I am not sure what is going on exactly here; but indeed today I get only a few periodic callbacks (every 50sec or so), except for network up/down where it goes to 10 in a few seconds. I think yesterday something was going wrong. If you don't mind I'd like to monitor it a bit more to see if that is reproducible (maybe it was due to heavy network load, or high CPU usage or…).
(In reply to Gautier Pelloux-Prayer from comment #7) > I am not sure what is going on exactly here; but indeed today I get only a > few periodic callbacks (every 50sec or so), except for network up/down where > it goes to 10 in a few seconds. > I think yesterday something was going wrong. If you don't mind I'd like to > monitor it a bit more to see if that is reproducible (maybe it was due to > heavy network load, or high CPU usage or…). Yeah, no problem. After a bit of searching, I found this in an older Ubuntu bug: https://bugs.launchpad.net/whoopsie/+bug/991481 : > Andy Whitcroft points out that the NETLINK_ROUTE socket set up by > GNetworkMonitor will fire events every time an ARP entry appears > or disappears. There's also some good advice there: using `sudo ip monitor` might let you see the same netlink messages that gnetworkmonitornetlink.c sees. Maybe worth running that in parallel with the test case, so you know what is causing changes?
I cannot reproduce this issue for now, so I'll close it. I'm still monitoring it so if it happens again I'll reopen it.
Created attachment 342646 [details] network-change minimal listener v3 Just a minor update to the monitoring tool in case someone need it in the future…

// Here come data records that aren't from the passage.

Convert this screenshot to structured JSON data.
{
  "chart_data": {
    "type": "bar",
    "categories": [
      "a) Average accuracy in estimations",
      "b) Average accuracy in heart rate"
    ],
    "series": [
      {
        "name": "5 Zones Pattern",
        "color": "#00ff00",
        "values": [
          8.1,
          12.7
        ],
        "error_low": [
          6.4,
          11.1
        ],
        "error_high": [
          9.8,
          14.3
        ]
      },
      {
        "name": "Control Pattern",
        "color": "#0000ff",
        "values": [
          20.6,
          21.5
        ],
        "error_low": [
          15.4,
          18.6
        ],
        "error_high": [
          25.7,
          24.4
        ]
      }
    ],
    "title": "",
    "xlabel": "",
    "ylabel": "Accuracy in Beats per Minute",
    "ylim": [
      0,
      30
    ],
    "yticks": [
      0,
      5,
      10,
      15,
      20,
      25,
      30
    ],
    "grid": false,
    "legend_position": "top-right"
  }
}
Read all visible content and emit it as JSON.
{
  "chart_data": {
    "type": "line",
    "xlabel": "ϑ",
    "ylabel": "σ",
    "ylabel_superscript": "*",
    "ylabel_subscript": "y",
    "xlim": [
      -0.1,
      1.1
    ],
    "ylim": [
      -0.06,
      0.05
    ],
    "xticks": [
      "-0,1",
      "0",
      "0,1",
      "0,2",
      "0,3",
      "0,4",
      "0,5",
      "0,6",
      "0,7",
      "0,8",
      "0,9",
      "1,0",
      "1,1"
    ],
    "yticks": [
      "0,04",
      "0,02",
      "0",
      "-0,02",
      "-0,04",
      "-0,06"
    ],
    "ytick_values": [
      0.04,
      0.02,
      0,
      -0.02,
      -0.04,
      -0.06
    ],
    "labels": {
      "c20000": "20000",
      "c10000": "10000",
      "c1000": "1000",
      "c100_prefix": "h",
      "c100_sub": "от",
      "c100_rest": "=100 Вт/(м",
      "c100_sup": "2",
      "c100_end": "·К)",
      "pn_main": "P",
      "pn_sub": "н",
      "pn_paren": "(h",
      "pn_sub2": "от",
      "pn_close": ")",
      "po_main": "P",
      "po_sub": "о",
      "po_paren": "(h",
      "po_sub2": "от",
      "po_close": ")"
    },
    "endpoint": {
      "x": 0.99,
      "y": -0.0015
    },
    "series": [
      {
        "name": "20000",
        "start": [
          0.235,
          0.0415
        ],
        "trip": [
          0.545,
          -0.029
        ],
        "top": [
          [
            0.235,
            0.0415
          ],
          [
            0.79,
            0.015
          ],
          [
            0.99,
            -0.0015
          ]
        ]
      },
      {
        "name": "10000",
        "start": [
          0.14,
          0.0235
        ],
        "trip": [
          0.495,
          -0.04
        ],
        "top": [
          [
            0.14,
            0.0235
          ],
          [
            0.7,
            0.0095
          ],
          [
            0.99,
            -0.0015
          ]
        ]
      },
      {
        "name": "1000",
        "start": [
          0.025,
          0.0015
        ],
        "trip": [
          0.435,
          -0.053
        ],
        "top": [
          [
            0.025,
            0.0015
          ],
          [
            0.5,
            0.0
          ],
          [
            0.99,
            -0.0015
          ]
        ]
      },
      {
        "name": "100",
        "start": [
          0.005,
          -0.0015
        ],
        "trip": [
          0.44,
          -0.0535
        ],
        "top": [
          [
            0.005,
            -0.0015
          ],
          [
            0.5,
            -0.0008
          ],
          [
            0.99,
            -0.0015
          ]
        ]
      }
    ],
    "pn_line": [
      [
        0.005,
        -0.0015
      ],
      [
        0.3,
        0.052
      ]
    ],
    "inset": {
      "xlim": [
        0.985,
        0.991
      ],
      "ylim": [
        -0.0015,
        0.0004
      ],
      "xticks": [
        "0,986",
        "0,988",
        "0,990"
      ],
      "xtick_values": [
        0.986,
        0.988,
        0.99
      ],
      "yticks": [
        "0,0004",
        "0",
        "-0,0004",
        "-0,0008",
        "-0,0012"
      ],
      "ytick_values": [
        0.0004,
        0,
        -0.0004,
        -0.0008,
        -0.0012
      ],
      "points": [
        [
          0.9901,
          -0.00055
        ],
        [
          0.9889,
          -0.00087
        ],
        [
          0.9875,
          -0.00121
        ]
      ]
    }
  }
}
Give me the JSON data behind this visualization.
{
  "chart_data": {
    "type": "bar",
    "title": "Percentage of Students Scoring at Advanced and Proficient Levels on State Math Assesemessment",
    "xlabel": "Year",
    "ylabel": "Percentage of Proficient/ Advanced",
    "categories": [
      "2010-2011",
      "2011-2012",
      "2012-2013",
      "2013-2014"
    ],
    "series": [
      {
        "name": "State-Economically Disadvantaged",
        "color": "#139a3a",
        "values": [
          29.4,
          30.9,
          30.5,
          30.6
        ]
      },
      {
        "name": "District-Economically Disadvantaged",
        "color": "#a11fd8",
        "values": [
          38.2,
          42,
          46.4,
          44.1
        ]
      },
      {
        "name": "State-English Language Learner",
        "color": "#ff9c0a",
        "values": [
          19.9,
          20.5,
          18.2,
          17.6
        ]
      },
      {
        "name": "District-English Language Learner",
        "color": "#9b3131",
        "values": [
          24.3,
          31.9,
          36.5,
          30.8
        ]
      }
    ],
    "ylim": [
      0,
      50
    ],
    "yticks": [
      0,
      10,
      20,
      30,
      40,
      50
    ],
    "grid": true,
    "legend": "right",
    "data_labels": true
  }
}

Interesting: I'm back at home and the problem starts appearing again. This is SSID specific and has to do with my Internet access provider for sure - anyone living in France with Orange might see the problem. Anyway, I'm reopening this issue and will try to fix it.
I posted a bug in glib to check if this is something on this side: Bug 778288.
FWIW, I just pushed commit 6182f46 to master that delays doing a check for 60s if we are already connected and a check recently happened. If we're not connected, in the process of connecting, or if a check hasn't happened in the last 60s, then it gets triggered straight away. And if the network goes away altogether, that is also noticed immediately as well. I think this will keep CPU utilisation down as much as is possible with a flapping network, while also ensuring the important transitions (down->up and up->down) are noticed immediately. I'm happy to haggle over the exact length of that timeout, but it has to be a decent compromise between utilisation and usability. To be honest, if a network is flapping once a minute there's likely to a lot of other kernel and userland processes sucking the battery dry more so than Geary sending out a ping.